The handling of the crisis by the interim government (IG) and the government of national accord (GNA) also faces administrative challenges. For example, although Sebha is officially under the authority of the IG, the southwest is still linked to the GNA because of the centralisation of the state and the GNA’s control of Libya’s Central Bank, which continues to finance the state institutions. At the outset of the coronavirus pandemic, the IG and GNA governments pledged 50 million dinars and 30 million dinars respectively to Sebha’s elected municipal council. However, the municipality has still not received any of this money from either government. Instead, according to a statement issued by mayor al-Shawish Gharbal, the city has received an insufficient supply of medical devices, equipment and supplies.
The GNA and IG have established parallel bodies to address the coronavirus pandemic, further complicating matters and negatively impacting the efficiency of the response. On the one hand, the IG has established four entities to counter the pandemic and equip medical personnel with the technical knowledge to treat the cases. These are the Coronavirus Advisory Medical Committee, the Coronavirus High Committee, the Coronavirus Emergency Room and the Ministry of Health’s Emergency Committee. On the other hand, the GNA has responded to the pandemic by forming the Primary Committee to Manage and Confront the Coronavirus. The committee, however, is affiliated with Sebha’s steering committee, which was recently appointed by the GNA, and not the IG-affiliated elected municipal council.
One example of the conflicting responses of the two governments is the conversion of the former female student residence called Abd al-Rahman al-Barakuli into a quarantine centre. Given the political division and delay in both governments acting, local authorities took the initiative of setting up the Barkuli building as a quarantine centre. The GNA-affiliated local authorities began maintenance work on the building and the IG-affiliated municipal council then equipped the facility with the necessary equipment, providing it with 100 beds, including 15 beds for intensive care, respirators and other medical equipment. They assigned a monitoring team linked to the National Centre for Disease Control to perform tests and set up hotlines to report suspected coronavirus cases. When the first cases were reported, however, the GNA officially sent a team to staff the building. This resulted in a disagreement between the governments and ended in the withdrawal of the GNA officials from the facility, although some of the staff still remain. After the dispute, the GNA began preparing its own quarantine centre in the Abd el-Kafi district with a capacity of 25 beds, but it still remains incomplete.
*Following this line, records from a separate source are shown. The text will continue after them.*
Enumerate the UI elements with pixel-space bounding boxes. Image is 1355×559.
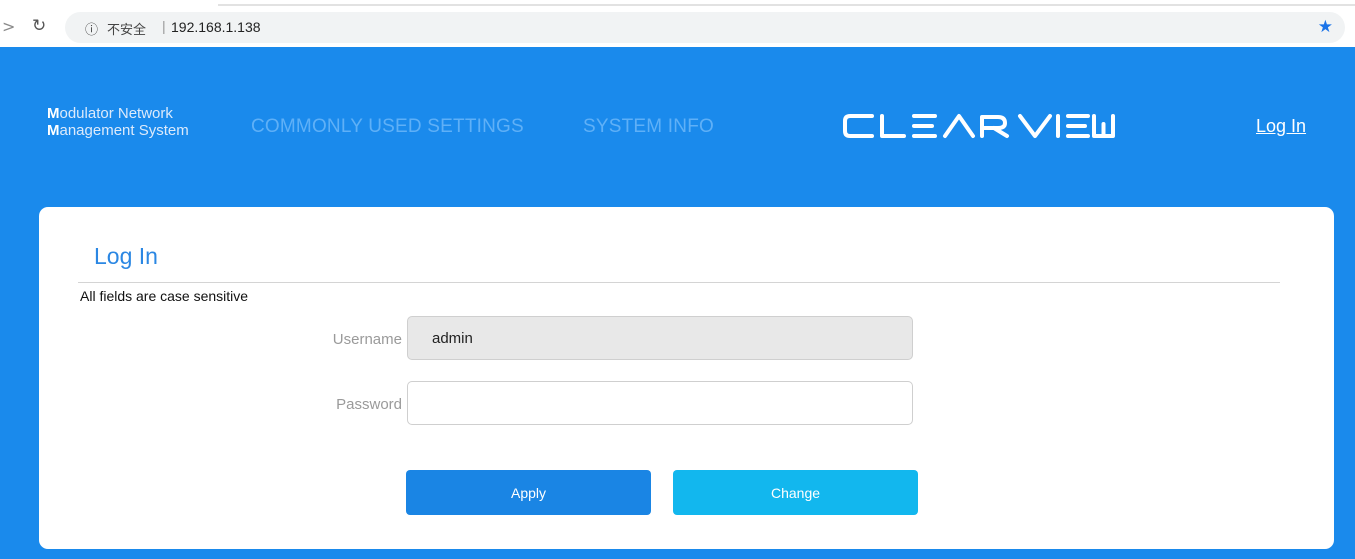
password-field[interactable] bbox=[407, 381, 913, 425]
page-title: Log In bbox=[94, 243, 158, 269]
title-divider bbox=[78, 282, 1280, 283]
brand-initial-2: M bbox=[47, 122, 60, 139]
brand-line-2: anagement System bbox=[59, 122, 189, 139]
browser-toolbar: > ↻ ⓘ 不安全 | 192.168.1.138 ★ bbox=[0, 0, 1355, 47]
app-brand: Modulator Network Management System bbox=[47, 105, 189, 139]
brand-initial-1: M bbox=[47, 105, 60, 122]
reload-icon[interactable]: ↻ bbox=[32, 16, 46, 36]
username-label: Username bbox=[332, 331, 402, 348]
nav-system-info[interactable]: SYSTEM INFO bbox=[583, 116, 714, 138]
case-sensitive-note: All fields are case sensitive bbox=[80, 288, 249, 304]
forward-arrow-icon[interactable]: > bbox=[2, 17, 15, 36]
address-bar[interactable]: ⓘ 不安全 | 192.168.1.138 ★ bbox=[65, 12, 1345, 43]
login-card: Log In All fields are case sensitive Use… bbox=[39, 207, 1334, 549]
username-field[interactable] bbox=[407, 316, 913, 360]
password-label: Password bbox=[336, 396, 402, 413]
tab-strip-line bbox=[218, 4, 1355, 6]
info-icon[interactable]: ⓘ bbox=[85, 19, 98, 38]
apply-button[interactable]: Apply bbox=[406, 470, 651, 515]
clearview-logo bbox=[843, 114, 1115, 138]
url-text[interactable]: 192.168.1.138 bbox=[171, 19, 261, 35]
header-login-link[interactable]: Log In bbox=[1256, 116, 1306, 137]
brand-line-1: odulator Network bbox=[59, 105, 173, 122]
star-icon[interactable]: ★ bbox=[1318, 17, 1333, 37]
nav-commonly-used-settings[interactable]: COMMONLY USED SETTINGS bbox=[251, 116, 524, 138]
change-button[interactable]: Change bbox=[673, 470, 918, 515]
url-separator: | bbox=[162, 18, 166, 34]
security-label: 不安全 bbox=[107, 23, 147, 38]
On March 18, the interim government announced a general curfew and on March 31 a further restriction on the access roads in and out of Sebha. On the GNA side, the government issued the same order through the Sebha Steering Committee on May 28. The orders were to be enforced and supervised by the Sebha Security Directorate, which is linked to the IG’s Ministry of the Interior, but the force did not fully succeed in enforcing the curfew.
Although the Sebha municipality received support from both the GNA and the IG after the number of coronavirus cases increased, it is still insufficient to contain the pandemic. Many factors continue to affect the governments’ responses to the spread of the virus in Sebha, including war, political division, the presence of many parallel bodies with unclear responsibilities and an overall lack of medical personnel and supplies. The continual competition between the two governments has only led to more confusion and mismanagement of limited resources.
Rema el-Fellani is a journalist and researcher based in Sebha.
Waleed Khaleefha is a journalist based in Sebha.